Managing Cold Start Problem in Cloud Serverless Workload

目录

In this project, we implement the FaaS management policy proposed by the paper Serverless in the Wild: Characterizing and Optimizing the Serverless Workload at a Large Cloud Provider and simulate the cloud environment for evaluating the policy performance. The simulation is based on Azure 2019 invocation data. The project report is here.

The key idea of the policy is to unload the application code from the memory for a pre-warm window of time and load the code again for a keep-alive window of time for the next invocation. When the application code is already in the memory, its functions can be launched quickly, which is called a warm start. On the other hand, in the cold start, it takes more time to access the code in the persistent storage and start the function. However, keeping the application code in the memory at all times can be prohibitively expensive, especially for short and infrequent applications. Therefore, this project aims to make a balanced trade-off between performance and resource cost (wasted memory time), i.e., minimizing the number of cold starts while maintaining the low level of memory waste.
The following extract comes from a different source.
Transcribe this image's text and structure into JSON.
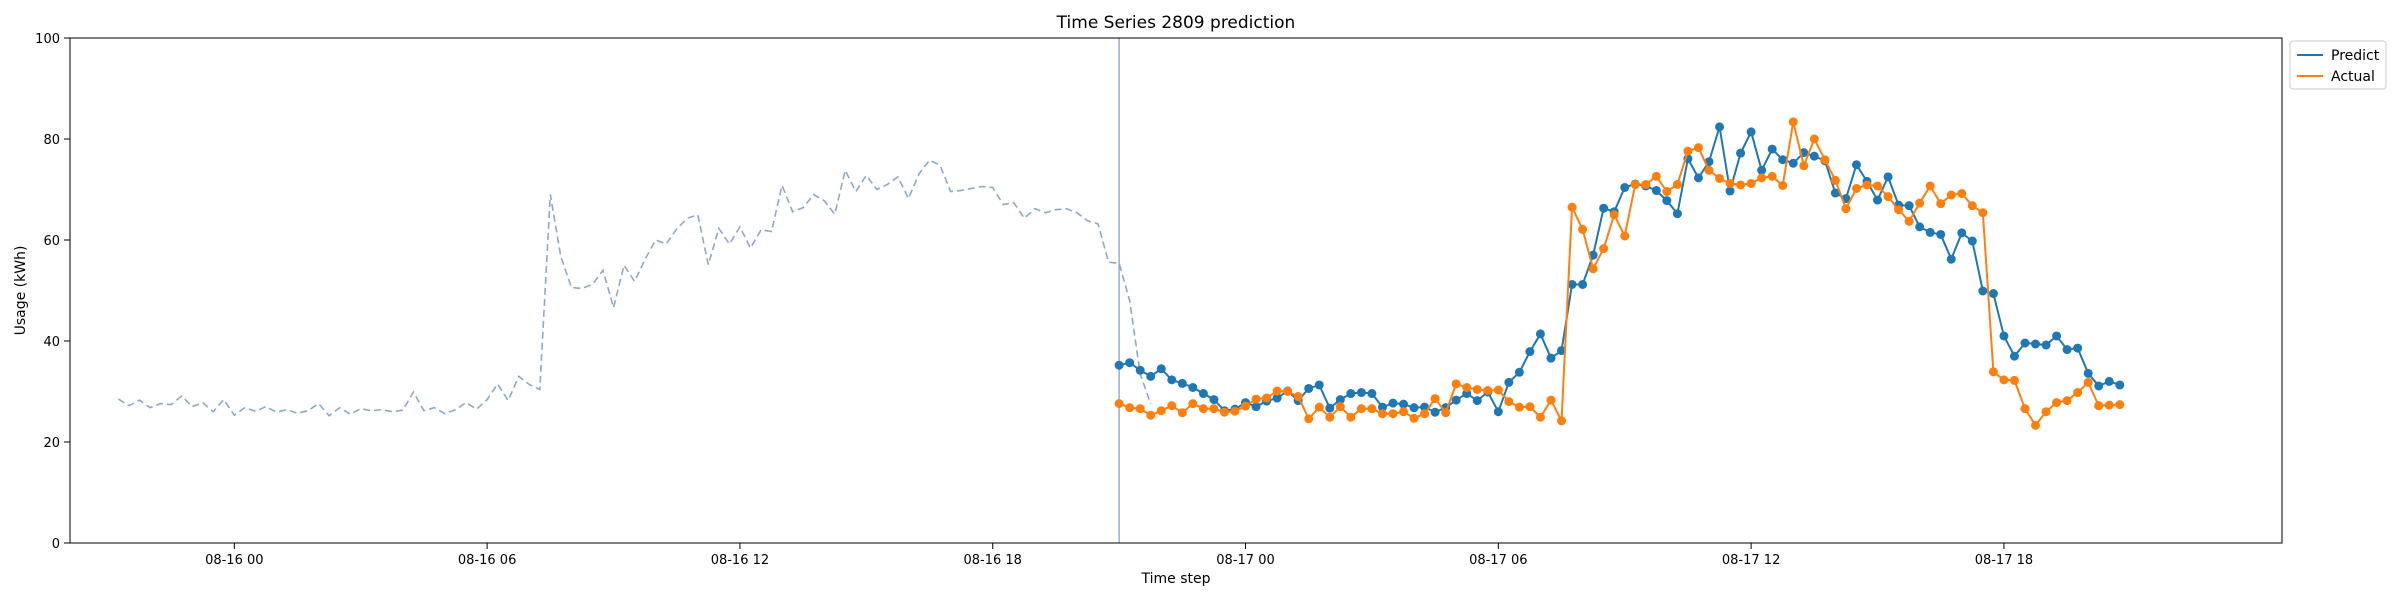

Proposed policy determines the pre-warm window and keep-alive window based on the histogram of application idle time (IT). The pre-warm window is set equal to the 5 percentile of app ITs and the keep-alive window equals to the 99 percentile minus 5 percentile. By doing that, the app code is unloaded from the memory during the pre-warm window and loaded during the keep-alive window where most of app executions have already started, so that the warm start occasion is maximized.